Scientia was an Italian multi-disciplinary scientific journal founded in 1907 by Federigo Enriques and Eugenio Rignano and published by Zanichelli in Bologna with co-publication in England, France, and Germany. The journal's title was originally Rivista di Scientia; the title was simplified to Scientia in 1910, and the original title was carried as a subtitle. The journal thrived in the interwar years 1919–1939 and published articles by many famed scientists, philosophers, and mathematicians including Émile Durkheim and the Nobel prizewinners Albert Einstein, Enrico Fermi, Werner Heisenberg and Louis de Broglie. The journal folded in 1988.

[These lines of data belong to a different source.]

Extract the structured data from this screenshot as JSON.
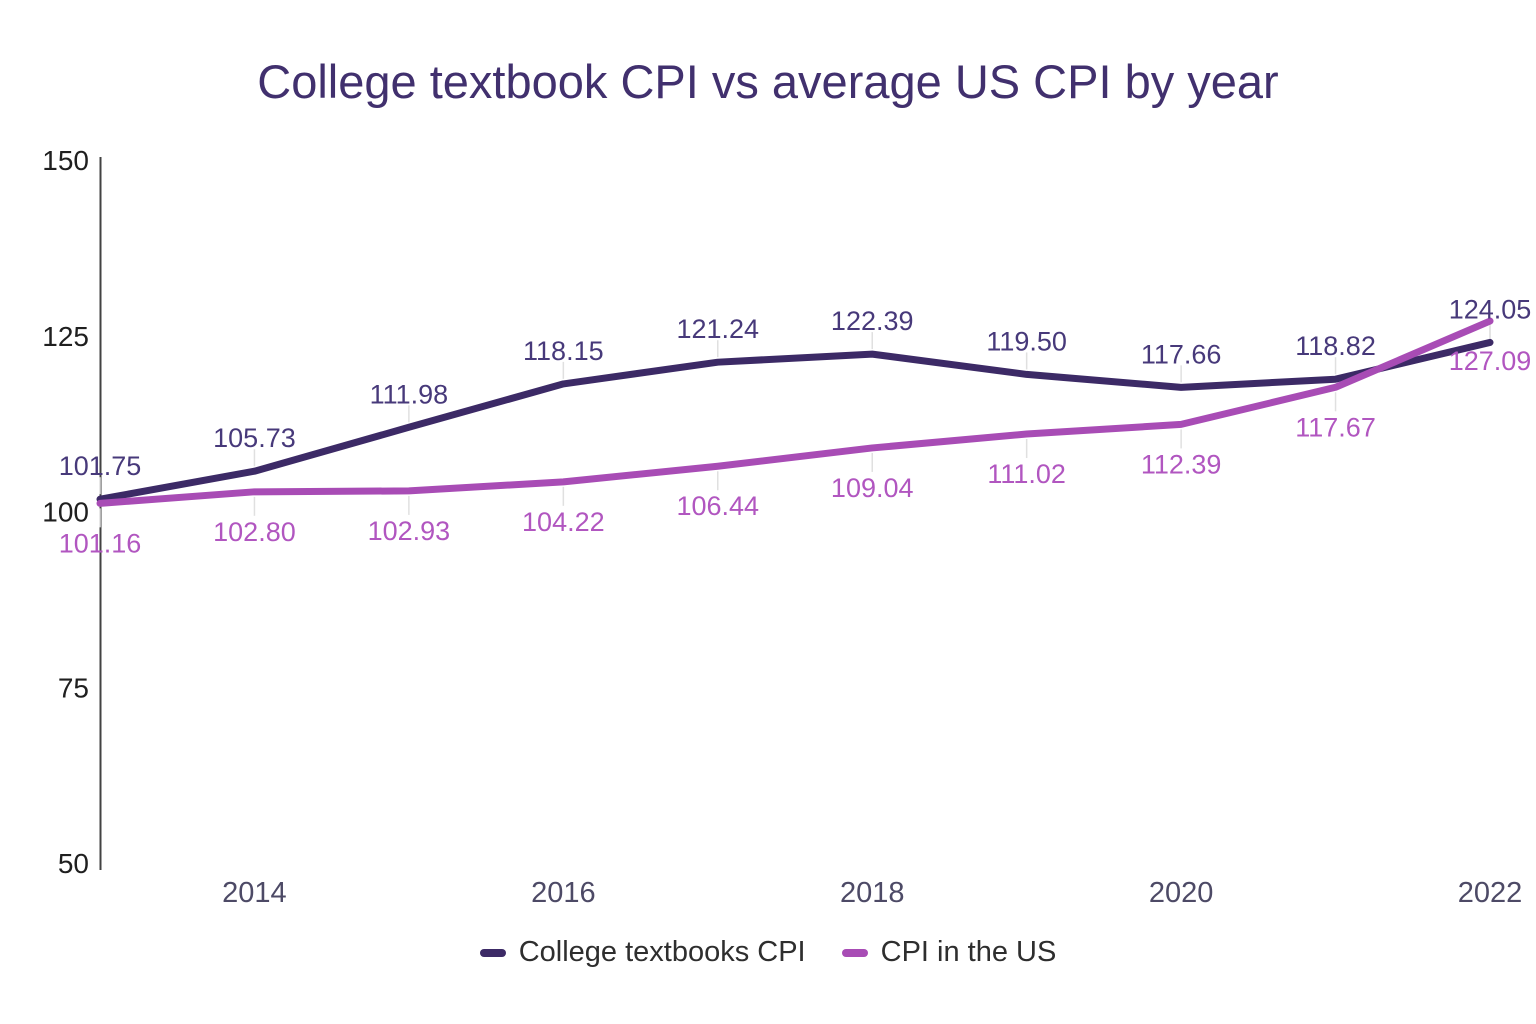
{
  "title": "College textbook CPI vs average US CPI by year",
  "title_color": "#41306e",
  "chart_data": {
    "type": "line",
    "title": "College textbook CPI vs average US CPI by year",
    "xlabel": "",
    "ylabel": "",
    "x": [
      2013,
      2014,
      2015,
      2016,
      2017,
      2018,
      2019,
      2020,
      2021,
      2022
    ],
    "x_tick_labels": [
      "2014",
      "2016",
      "2018",
      "2020",
      "2022"
    ],
    "x_tick_years": [
      2014,
      2016,
      2018,
      2020,
      2022
    ],
    "y_ticks": [
      "150",
      "125",
      "100",
      "75",
      "50"
    ],
    "y_tick_values": [
      150,
      125,
      100,
      75,
      50
    ],
    "ylim": [
      50,
      150
    ],
    "grid": false,
    "legend_position": "bottom",
    "series": [
      {
        "key": "college-textbooks-cpi",
        "name": "College textbooks CPI",
        "color": "#3c2a66",
        "label_color": "#47397a",
        "label_position": "above",
        "values": [
          101.75,
          105.73,
          111.98,
          118.15,
          121.24,
          122.39,
          119.5,
          117.66,
          118.82,
          124.05
        ],
        "labels": [
          "101.75",
          "105.73",
          "111.98",
          "118.15",
          "121.24",
          "122.39",
          "119.50",
          "117.66",
          "118.82",
          "124.05"
        ]
      },
      {
        "key": "us-cpi",
        "name": "CPI in the US",
        "color": "#a84cb5",
        "label_color": "#b156c0",
        "label_position": "below",
        "values": [
          101.16,
          102.8,
          102.93,
          104.22,
          106.44,
          109.04,
          111.02,
          112.39,
          117.67,
          127.09
        ],
        "labels": [
          "101.16",
          "102.80",
          "102.93",
          "104.22",
          "106.44",
          "109.04",
          "111.02",
          "112.39",
          "117.67",
          "127.09"
        ]
      }
    ],
    "axis": {
      "line_color": "#424242",
      "y_tick_color": "#1f1f1f",
      "x_tick_color": "#4d4a66",
      "stem_color": "#e0e0e0"
    }
  }
}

In 2013 a second journal, Scientia (International Review of Scientific Synthesis) was founded in the spirit of the first; the editors write, "Scientia (International Review of Scientific Synthesis) intends to be a tribute to the historical journal, with the same title and the subtitle Rivista di Scienza (that means Review of Science in Italian), printed from 1907 to 1988. The old journal used to publish articles on every area of science, was multilingual and well known at an international level."

The journal is held in the collections of many libraries. Page images for all issues have been posted online by the University of Bologna. Issues through 1925 are also accessible online through links maintained by the HathiTrust. The contents of all issues are posted by PhilPapers.